Mon. Sep 30th, 2024

NEPRA increases tariffs by Rs4.9 per unit

NEPRA

The National Electric Electricity Regulatory Authority (Nepra) has increased electricity tariffs by Rs4.9 per unit for February 2024 due to fuel adjustments. However, demand is expected to decline, resulting in subsequent pricing increases.

The power regulator has evaluated and assessed a National Average Uniform increase of Rs4.9213 per kilowatt hour (kWh) in the relevant tariff for former Wapda power distribution companies (XWDISCOs) due to fuel price differences in February.

The real fuel cost for February 2024, as reported by the Central Power Purchasing Agency-Guaranteed (CPPA-G), is Rs9.4254/kWh, compared to the reference fuel cost component of Rs4.4337. The CPPA-G demanded an increase of Rs4.9917 per unit.

According to the CPPA-G, real gasoline prices did not vary much from reference levels. However, certain fuels that were not in the reference mix, such as re-gasified liquefied natural gas (RLNG), were used due to system needs.

It was also noticed that real generation had a negative growth rate of -12.2% when compared to reference generation, and the power regulator expressed worry that demand in the country was steadily dropping.

According to Nepra, total consumption has been lowered by roughly 12% until February 2024 when compared to the tariff’s reference forecasts. It stated that the decline in sales would result in greater quarterly adjustments, resulting to an increase in the tariff.

The electricity regulator instructed the CPPA-G and the energy ministry to assess the impact of lifting commercial-based load-shedding on demand and present an intelligent suggestion to boost demand.

It was also noted that capacity costs presently account for more than 60% of the tariff, which is far higher than worldwide standards. As a result, Nepra requested that the CPPA-G assess the feasibility of cutting capacity costs while adhering to the regulatory framework.

Nepra further stated that wind-based power plants were being reduced, while costlier imported fuel-based power plants were being operated. It was also discovered that the Guddu power plant was operating at 45% plant factor on an open cycle rather than a mixed cycle.

“Had this plant been operated on a combined cycle, it would have reduced the cost of generation,” Nepra stated, as several observers expressed worries about excessive fuel price increases during the Nepra hearing.

According to pundit Abdullah Umer, recent FCAs have witnessed generation from RLNG, which has increased the cost burden on customers. Another contributor, Muhammad Arif, brought up the long-standing issue of generation evacuation from local coal and wind plants in the South.

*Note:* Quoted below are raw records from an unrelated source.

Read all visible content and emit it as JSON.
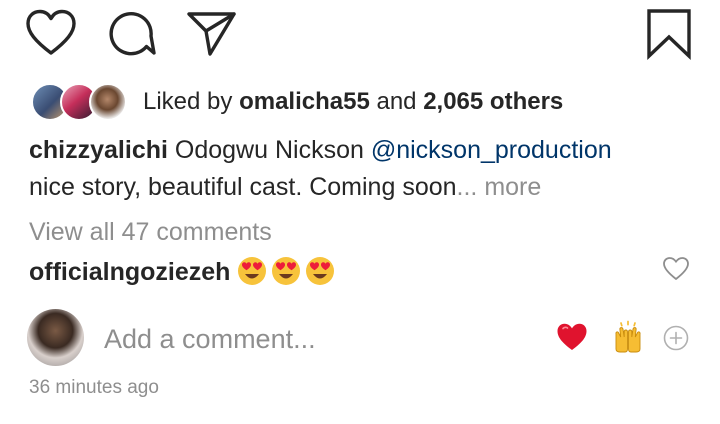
{
  "actions": {
    "like_icon": "heart-outline",
    "comment_icon": "speech-bubble",
    "share_icon": "paper-plane",
    "save_icon": "bookmark"
  },
  "likes": {
    "prefix": "Liked by ",
    "user": "omalicha55",
    "middle": " and ",
    "others": "2,065 others"
  },
  "caption": {
    "username": "chizzyalichi",
    "text_line1": " Odogwu Nickson ",
    "mention": "@nickson_production",
    "text_line2": "nice story, beautiful cast. Coming soon",
    "ellipsis": "...",
    "more": " more"
  },
  "comments": {
    "view_all": "View all 47 comments",
    "top_comment": {
      "username": "officialngoziezeh",
      "emoji": [
        "heart-eyes",
        "heart-eyes",
        "heart-eyes"
      ]
    }
  },
  "composer": {
    "placeholder": "Add a comment...",
    "quick_reactions": [
      "red-heart",
      "raising-hands"
    ]
  },
  "timestamp": "36 minutes ago",
  "colors": {
    "text": "#262626",
    "muted": "#8e8e8e",
    "link": "#003569",
    "heart_red": "#ed1c3a",
    "emoji_yellow": "#f7c33b"
  }
}
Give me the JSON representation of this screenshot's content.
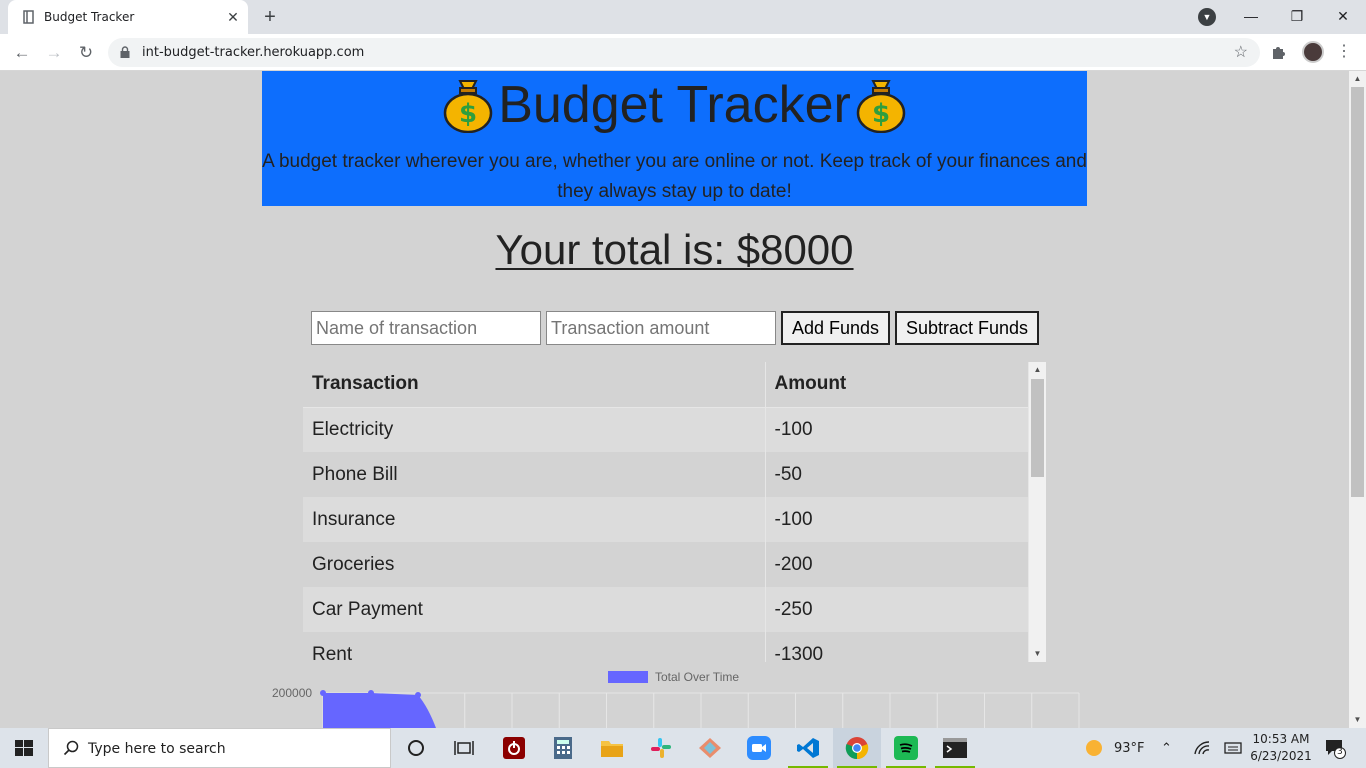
{
  "browser": {
    "tab_title": "Budget Tracker",
    "url": "int-budget-tracker.herokuapp.com"
  },
  "header": {
    "title": "Budget Tracker",
    "tagline": "A budget tracker wherever you are, whether you are online or not. Keep track of your finances and they always stay up to date!"
  },
  "total": {
    "label": "Your total is: $",
    "amount": "8000"
  },
  "form": {
    "name_placeholder": "Name of transaction",
    "amount_placeholder": "Transaction amount",
    "add_label": "Add Funds",
    "subtract_label": "Subtract Funds"
  },
  "table": {
    "headers": [
      "Transaction",
      "Amount"
    ],
    "rows": [
      {
        "name": "Electricity",
        "amount": "-100"
      },
      {
        "name": "Phone Bill",
        "amount": "-50"
      },
      {
        "name": "Insurance",
        "amount": "-100"
      },
      {
        "name": "Groceries",
        "amount": "-200"
      },
      {
        "name": "Car Payment",
        "amount": "-250"
      },
      {
        "name": "Rent",
        "amount": "-1300"
      }
    ]
  },
  "chart_data": {
    "type": "area",
    "legend": "Total Over Time",
    "y_tick_top": "200000",
    "series": [
      {
        "name": "Total Over Time",
        "color": "#6666ff"
      }
    ]
  },
  "taskbar": {
    "search_placeholder": "Type here to search",
    "weather": "93°F",
    "time": "10:53 AM",
    "date": "6/23/2021",
    "notifications": "3"
  },
  "colors": {
    "header_bg": "#0d6efd",
    "page_bg": "#d3d3d3",
    "chart_fill": "#6666ff"
  }
}
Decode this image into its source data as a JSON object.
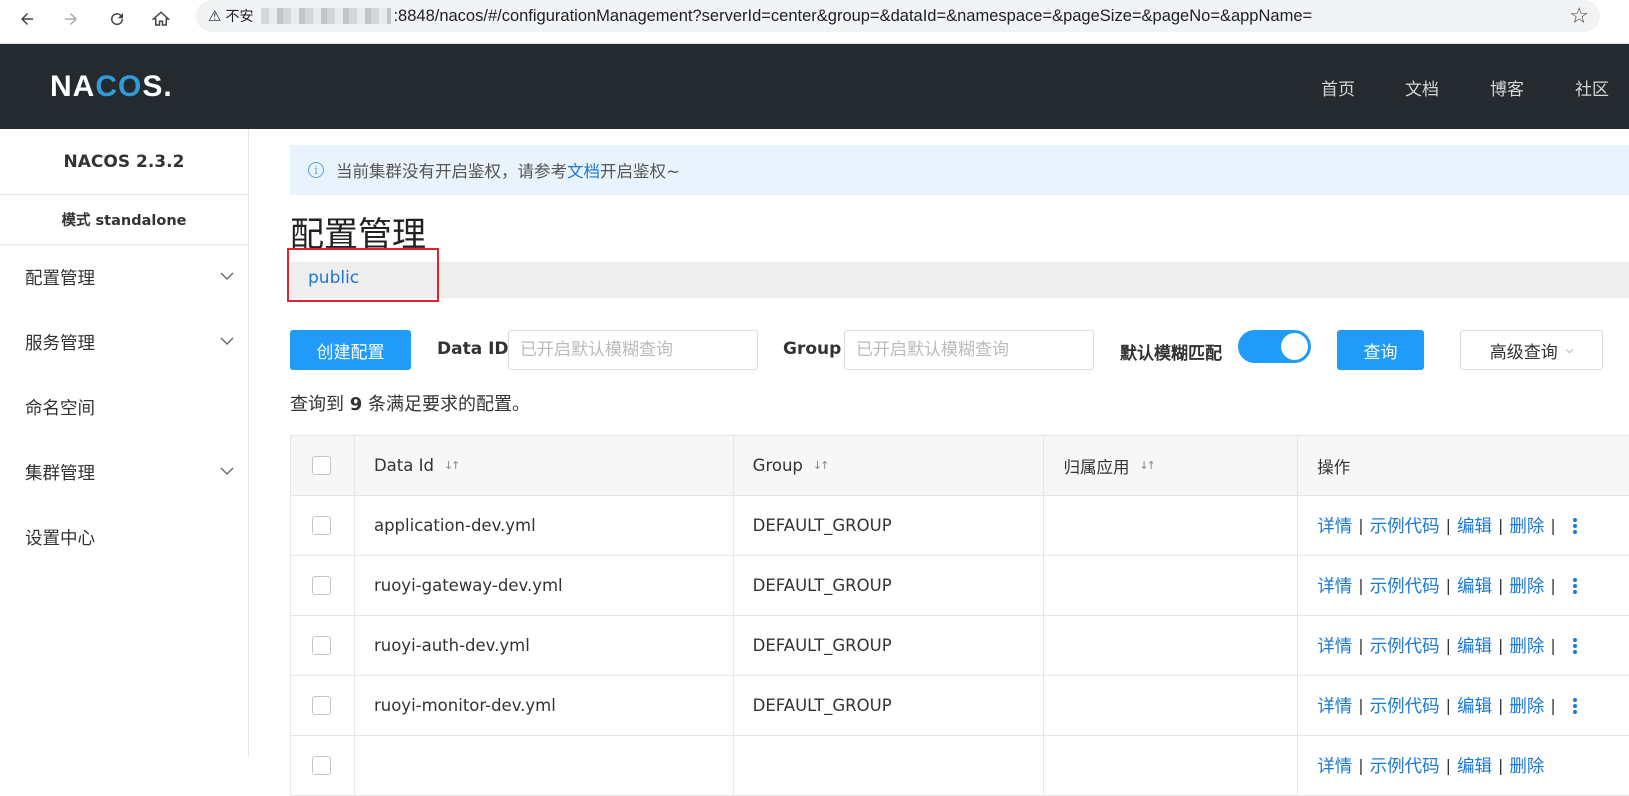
{
  "browser": {
    "insecure_label": "不安",
    "url_path": ":8848/nacos/#/configurationManagement?serverId=center&group=&dataId=&namespace=&pageSize=&pageNo=&appName="
  },
  "header": {
    "logo_left": "NA",
    "logo_mid": "CO",
    "logo_right": "S.",
    "nav": [
      "首页",
      "文档",
      "博客",
      "社区"
    ]
  },
  "sidebar": {
    "version": "NACOS 2.3.2",
    "mode": "模式 standalone",
    "items": [
      {
        "label": "配置管理",
        "expandable": true
      },
      {
        "label": "服务管理",
        "expandable": true
      },
      {
        "label": "命名空间",
        "expandable": false
      },
      {
        "label": "集群管理",
        "expandable": true
      },
      {
        "label": "设置中心",
        "expandable": false
      }
    ]
  },
  "notice": {
    "text_before": "当前集群没有开启鉴权，请参考",
    "link": "文档",
    "text_after": "开启鉴权~"
  },
  "page": {
    "title": "配置管理",
    "namespace": "public"
  },
  "toolbar": {
    "create_label": "创建配置",
    "dataid_label": "Data ID",
    "dataid_placeholder": "已开启默认模糊查询",
    "group_label": "Group",
    "group_placeholder": "已开启默认模糊查询",
    "fuzzy_label": "默认模糊匹配",
    "fuzzy_enabled": true,
    "search_label": "查询",
    "advanced_label": "高级查询"
  },
  "summary": {
    "prefix": "查询到",
    "count": "9",
    "suffix": "条满足要求的配置。"
  },
  "table": {
    "headers": [
      "Data Id",
      "Group",
      "归属应用",
      "操作"
    ],
    "rows": [
      {
        "data_id": "application-dev.yml",
        "group": "DEFAULT_GROUP",
        "app": ""
      },
      {
        "data_id": "ruoyi-gateway-dev.yml",
        "group": "DEFAULT_GROUP",
        "app": ""
      },
      {
        "data_id": "ruoyi-auth-dev.yml",
        "group": "DEFAULT_GROUP",
        "app": ""
      },
      {
        "data_id": "ruoyi-monitor-dev.yml",
        "group": "DEFAULT_GROUP",
        "app": ""
      }
    ],
    "actions": [
      "详情",
      "示例代码",
      "编辑",
      "删除"
    ]
  },
  "colors": {
    "header_bg": "#252a2f",
    "primary": "#209bfa",
    "link": "#1a78d7",
    "highlight": "#e0232b"
  }
}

In response to the commenters’ worries, the countrywide Transmission and Despatch Company (NTDC) stated that the running of the RLNG-based power plants was required to preserve system stability, since their failure may have resulted in countrywide blackouts.

It claimed that the limitation in the corridor was due to national generation, which was as low as 7,000MW-8,000MW despite the system’s 27,000MW evacuation capability. The NTDC said that increased solar induction by users has resulted in a reduction in demand from the national grid.

The NTDC stated that while solar is being built in the central area, base-load plants would still be required for ramping purposes. It requested that the regulator consider granting Rs42 billion, which it had withheld during past XWDISCO fuel cost adjustments (FCAs).

The NTDC reported provisional transmission and distribution (T&D) losses of 203.87 Gigawatt hours, or 2.789%, based on electricity provided through the NTDC system in February 2024, which was on the high side and corrected on an annual basis.

In addition, the NTDC recorded T&D losses of 19.807 GWh, or 2.976%, for the Matiari-Lahore Transmission Line Company’s high voltage direct current (HVDC) line. NTDCL is only permitted 2.639% T&D losses on the 500KV and 220 KV networks, therefore 203.87 GWh losses are reduced to 197.38 GWh. The PMLTC HVDC allows for maximum losses of up to 4.3%.

By Arshad Hussain

Arshad Hussain is an insightful writer on politics, entertainment, and technology, offering compelling analysis that engages readers and sparks conversation.